Ram Karthik
Environmental Science, Policy, and Management, University of California, Berkeley, Berkeley, CA 94720, USA.
Source Code Biol Med. 2013 Feb 28;8(1):7. doi: 10.1186/1751-0473-8-7.
Reproducibility is the hallmark of good science. Maintaining a high degree of transparency in scientific reporting is essential not just for gaining trust and credibility within the scientific community but also for facilitating the development of new ideas. Sharing data and computer code associated with publications is becoming increasingly common, motivated partly in response to data deposition requirements from journals and mandates from funders. Despite this increase in transparency, it is still difficult to reproduce or build upon the findings of most scientific publications without access to a more complete workflow.
Version control systems (VCS), which have long been used to maintain code repositories in the software industry, are now finding new applications in science. One such open source VCS, Git, provides a lightweight yet robust framework that is ideal for managing the full suite of research outputs such as datasets, statistical code, figures, lab notes, and manuscripts. For individual researchers, Git provides a powerful way to track and compare versions, retrace errors, explore new approaches in a structured manner, while maintaining a full audit trail. For larger collaborative efforts, Git and Git hosting services make it possible for everyone to work asynchronously and merge their contributions at any time, all the while maintaining a complete authorship trail. In this paper I provide an overview of Git along with use-cases that highlight how this tool can be leveraged to make science more reproducible and transparent, foster new collaborations, and support novel uses.

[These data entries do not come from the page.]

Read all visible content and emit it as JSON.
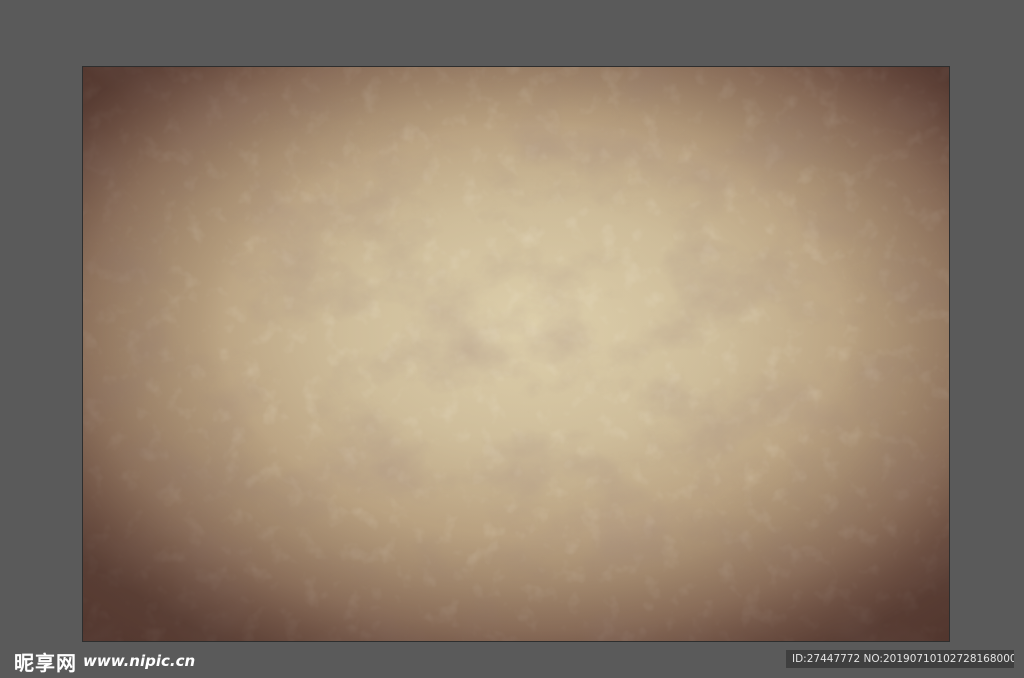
{
  "canvas": {
    "background_color": "#5a5a5a",
    "artboard": {
      "description_colors": {
        "center": "#ddd0ac",
        "mid": "#c4ad8a",
        "edge": "#6f4f45"
      }
    }
  },
  "watermark": {
    "site_name": "昵享网",
    "site_url": "www.nipic.cn",
    "id_text": "ID:27447772 NO:20190710102728168000"
  }
}
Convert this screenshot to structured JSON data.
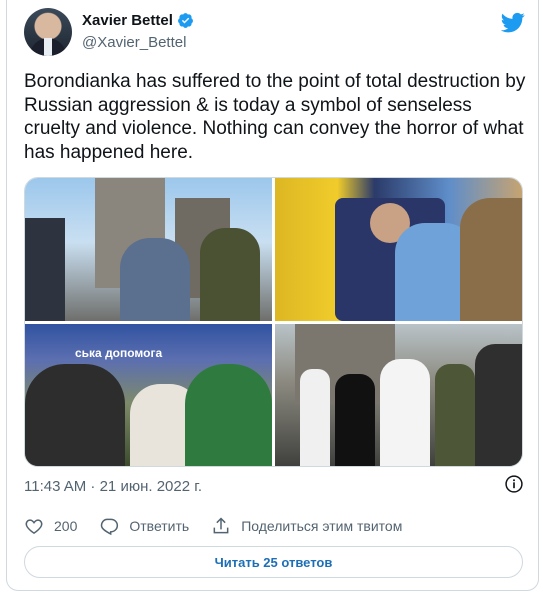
{
  "author": {
    "display_name": "Xavier Bettel",
    "handle": "@Xavier_Bettel",
    "avatar_icon": "profile-photo",
    "verified": true
  },
  "tweet": {
    "text": "Borondianka has suffered to the point of total destruction by Russian aggression & is today a symbol of senseless cruelty and violence. Nothing can convey the horror of what has happened here."
  },
  "media": {
    "count": 4,
    "photos": [
      "photo-1",
      "photo-2",
      "photo-3",
      "photo-4"
    ],
    "photo3_banner_text": "ська допомога"
  },
  "meta": {
    "timestamp": "11:43 AM · 21 июн. 2022 г."
  },
  "actions": {
    "likes_count": "200",
    "reply_label": "Ответить",
    "share_label": "Поделиться этим твитом"
  },
  "read_replies_label": "Читать 25 ответов",
  "colors": {
    "brand": "#1d9bf0",
    "text": "#0f1419",
    "secondary": "#536471",
    "border": "#cfd9de"
  }
}
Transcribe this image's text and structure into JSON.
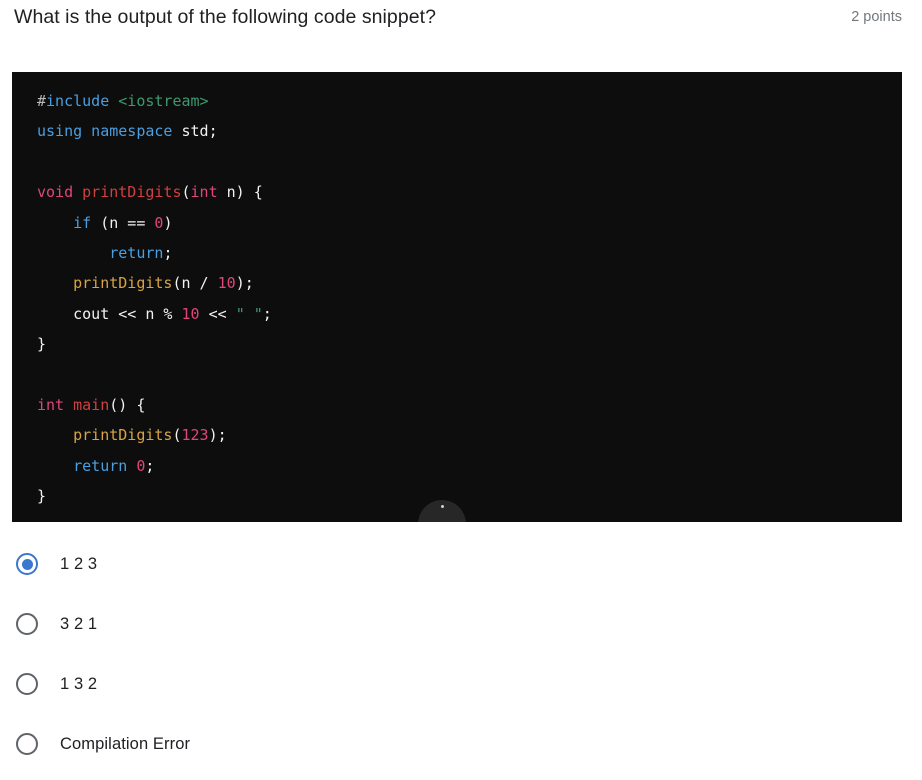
{
  "question": {
    "title": "What is the output of the following code snippet?",
    "points": "2 points"
  },
  "code_block": {
    "language": "cpp",
    "background": "#0d0d0d",
    "lines": [
      [
        {
          "t": "#",
          "c": "hash"
        },
        {
          "t": "include",
          "c": "kw"
        },
        {
          "t": " ",
          "c": "plain"
        },
        {
          "t": "<iostream>",
          "c": "str"
        }
      ],
      [
        {
          "t": "using namespace",
          "c": "kw"
        },
        {
          "t": " std;",
          "c": "plain"
        }
      ],
      [],
      [
        {
          "t": "void",
          "c": "type"
        },
        {
          "t": " ",
          "c": "plain"
        },
        {
          "t": "printDigits",
          "c": "fndef"
        },
        {
          "t": "(",
          "c": "plain"
        },
        {
          "t": "int",
          "c": "type"
        },
        {
          "t": " n) {",
          "c": "plain"
        }
      ],
      [
        {
          "t": "    ",
          "c": "plain"
        },
        {
          "t": "if",
          "c": "kw"
        },
        {
          "t": " (n == ",
          "c": "plain"
        },
        {
          "t": "0",
          "c": "num"
        },
        {
          "t": ")",
          "c": "plain"
        }
      ],
      [
        {
          "t": "        ",
          "c": "plain"
        },
        {
          "t": "return",
          "c": "kw"
        },
        {
          "t": ";",
          "c": "plain"
        }
      ],
      [
        {
          "t": "    ",
          "c": "plain"
        },
        {
          "t": "printDigits",
          "c": "fncall"
        },
        {
          "t": "(n / ",
          "c": "plain"
        },
        {
          "t": "10",
          "c": "num"
        },
        {
          "t": ");",
          "c": "plain"
        }
      ],
      [
        {
          "t": "    cout << n % ",
          "c": "plain"
        },
        {
          "t": "10",
          "c": "num"
        },
        {
          "t": " << ",
          "c": "plain"
        },
        {
          "t": "\" \"",
          "c": "str"
        },
        {
          "t": ";",
          "c": "plain"
        }
      ],
      [
        {
          "t": "}",
          "c": "plain"
        }
      ],
      [],
      [
        {
          "t": "int",
          "c": "type"
        },
        {
          "t": " ",
          "c": "plain"
        },
        {
          "t": "main",
          "c": "fndef"
        },
        {
          "t": "() {",
          "c": "plain"
        }
      ],
      [
        {
          "t": "    ",
          "c": "plain"
        },
        {
          "t": "printDigits",
          "c": "fncall"
        },
        {
          "t": "(",
          "c": "plain"
        },
        {
          "t": "123",
          "c": "num"
        },
        {
          "t": ");",
          "c": "plain"
        }
      ],
      [
        {
          "t": "    ",
          "c": "plain"
        },
        {
          "t": "return",
          "c": "kw"
        },
        {
          "t": " ",
          "c": "plain"
        },
        {
          "t": "0",
          "c": "num"
        },
        {
          "t": ";",
          "c": "plain"
        }
      ],
      [
        {
          "t": "}",
          "c": "plain"
        }
      ]
    ]
  },
  "options": {
    "selected_index": 0,
    "items": [
      {
        "label": "1 2 3"
      },
      {
        "label": "3 2 1"
      },
      {
        "label": "1 3 2"
      },
      {
        "label": "Compilation Error"
      }
    ]
  },
  "colors": {
    "accent": "#3b76cf",
    "radio_unselected": "#5f6368",
    "text": "#202124",
    "muted": "#74787c",
    "code_bg": "#0d0d0d"
  }
}
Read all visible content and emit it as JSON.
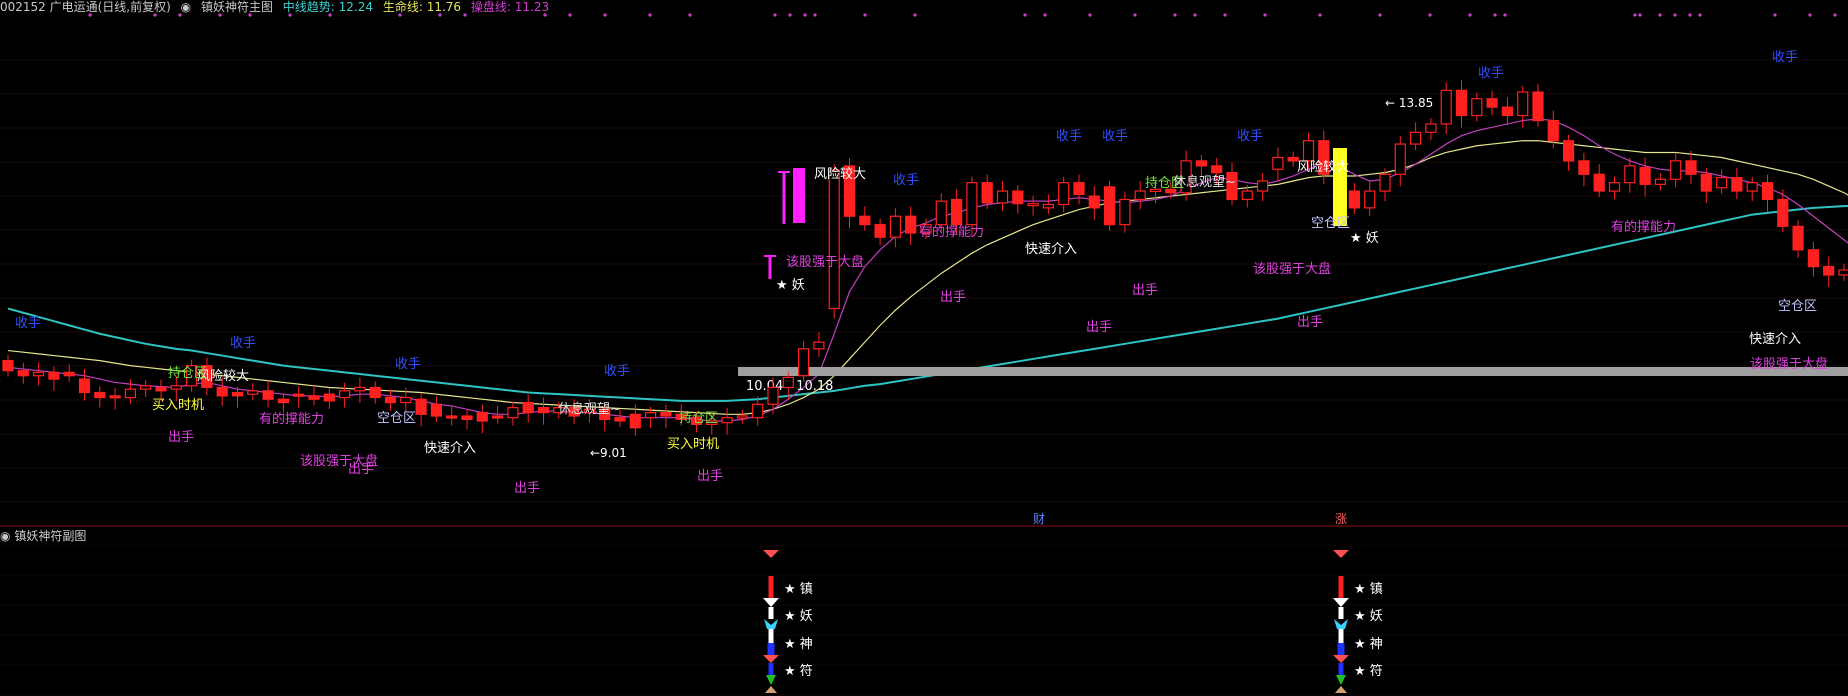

可重复性是优秀科学的标志。在科学报告中保持高度透明不仅对于在科学界获得信任和信誉至关重要,而且对于促进新思想的发展也必不可少。分享与出版物相关的数据和计算机代码变得越来越普遍,部分原因是为了响应期刊的数据存档要求和资助者的指令。尽管透明度有所提高,但如果没有更完整的工作流程,仍然很难重现或基于大多数科学出版物的研究结果。
版本控制系统(VCS)长期以来一直用于软件行业维护代码库,现在在科学领域有了新的应用。一种这样的开源VCS,即Git,提供了一个轻量级但强大的框架,非常适合管理全套研究输出,如数据集、统计代码、图表、实验笔记和手稿。对于个体研究人员来说,Git提供了一种强大的方式来跟踪和比较版本、追溯错误、以结构化方式探索新方法,同时保持完整的审计记录。对于更大规模的合作项目,Git和Git托管服务使每个人都能够异步工作并随时合并他们的贡献,同时始终保持完整的作者记录。在本文中,我将概述Git,并通过一些用例突出展示如何利用这个工具使科学更具可重复性和透明度、促进新的合作以及支持新的应用。